Kapoor's 2023 co-authored book, Global Libidinal Economy, [24][25] is the first to examine international political economy with a psychoanalytic lens. The book focuses on key political economy categories such as consumption, production, trade, financialization, and ecology, claiming for example that consumption is not only a way of satisfying a need but aimed at soothing a deeply held sense of loss; or that capital is accompanied by unconscious "drive" that seduces and beguiles in the service of endless profit-making. The book also examines the gender and racial dimensions of global political economy, suggesting that unconscious desire/enjoyment of domination is integral to capital accumulation.
Kapoor's 2024 co-authored book, Rethinking Development Politics, [26][27] examines development politics with a psychoanalytic lens, reassessing it in relation to Modernization, Postdevelopment/Decoloniality, and Marxist political economy. The book distinguishes the psychoanalytic approach from the latter schools of thought by focusing on present-day case studies, including digital and green modernization, trade, neopopulism, anti-racist training, and radical politics in Iran's Women, Life, Freedom movement.
Recognition & Awards
Kapoor's work has been positively reviewed and endorsed, often by famous global academics.

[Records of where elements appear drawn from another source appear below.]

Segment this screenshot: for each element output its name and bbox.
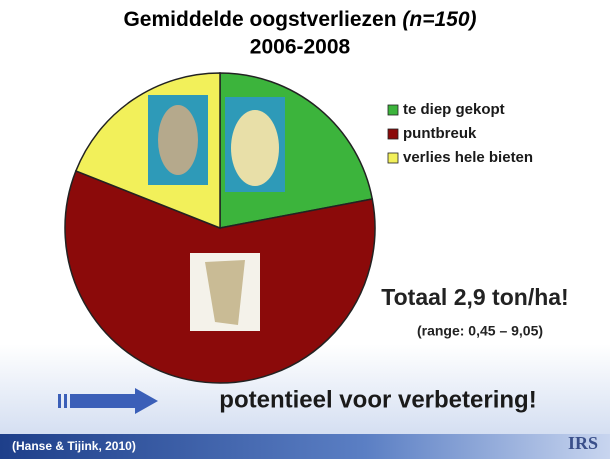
legend: te diep gekopt puntbreuk verlies hele biet… <box>387 101 533 166</box>
chart-subtitle: 2006-2008 <box>250 36 351 59</box>
total-annotation: Totaal 2,9 ton/ha! <box>381 284 568 310</box>
photos <box>148 95 285 331</box>
pie <box>64 72 376 384</box>
legend-swatch <box>387 152 399 164</box>
root-shape <box>205 260 245 325</box>
footer-bar <box>0 434 610 459</box>
legend-label: te diep gekopt <box>403 101 505 118</box>
legend-swatch <box>387 128 399 140</box>
logo: IRS <box>568 433 598 453</box>
source: (Hanse & Tijink, 2010) <box>12 439 136 453</box>
title-note: (n=150) <box>402 8 476 31</box>
title-text: Gemiddelde oogstverliezen <box>123 8 396 31</box>
legend-swatch <box>387 104 399 116</box>
arrow <box>58 388 158 414</box>
legend-label: puntbreuk <box>403 125 477 142</box>
potential-annotation: potentieel voor verbetering! <box>219 386 536 413</box>
arrow-body <box>70 388 158 414</box>
beet-cut-shape <box>231 110 279 186</box>
chart-title: Gemiddelde oogstverliezen (n=150) <box>123 8 476 31</box>
arrow-stripe <box>64 394 67 408</box>
legend-label: verlies hele bieten <box>403 149 533 166</box>
range-annotation: (range: 0,45 – 9,05) <box>417 323 543 339</box>
beet-shape <box>158 105 198 175</box>
arrow-stripe <box>58 394 61 408</box>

In assessing his 2008 book, The Postcolonial Politics of Development, the Journal of Peace Research states, “[t]his excellent book translates postcolonial theory into existing discourses of Development Studies ... [T]his book represents a small theoretical revolution that will hopefully make academia better prepared to grasp the meanings of politics in the postcolonial world.”[28] On Kapoor's work on psychoanalytic politics, philosopher and global public intellectual Slavoj Žižek writes that it "brilliantly confirms Jacques Lacan’s thesis that the unconscious is political … Ilan Kapoor's [work] is obligatory reading, not only for those who want to penetrate the dark underside of our social life but also for those who want to bring out the economic and political mediation of our most intimate traumas.”[29] Similarly, global postcolonial critic and academic, Gayatri Chakravorty Spivak (Columbia University), sees Kapoor's research as “required reading,” noting that “[m]ovements for change must take it into account.”[30] And the University of Sussex’s Department of Development Studies has stated that Kapoor is “one of the greatest critical thinkers" in Development Studies.[31]
Kapoor's 2023 co-authored book, Global Libidinal Economy, is the subject of a special book forum in the journal, Distinktion: Journal of Social Theory.[32]
Kapoor has been awarded prizes for "Excellence in Research" and in teaching at his university (York University).[33]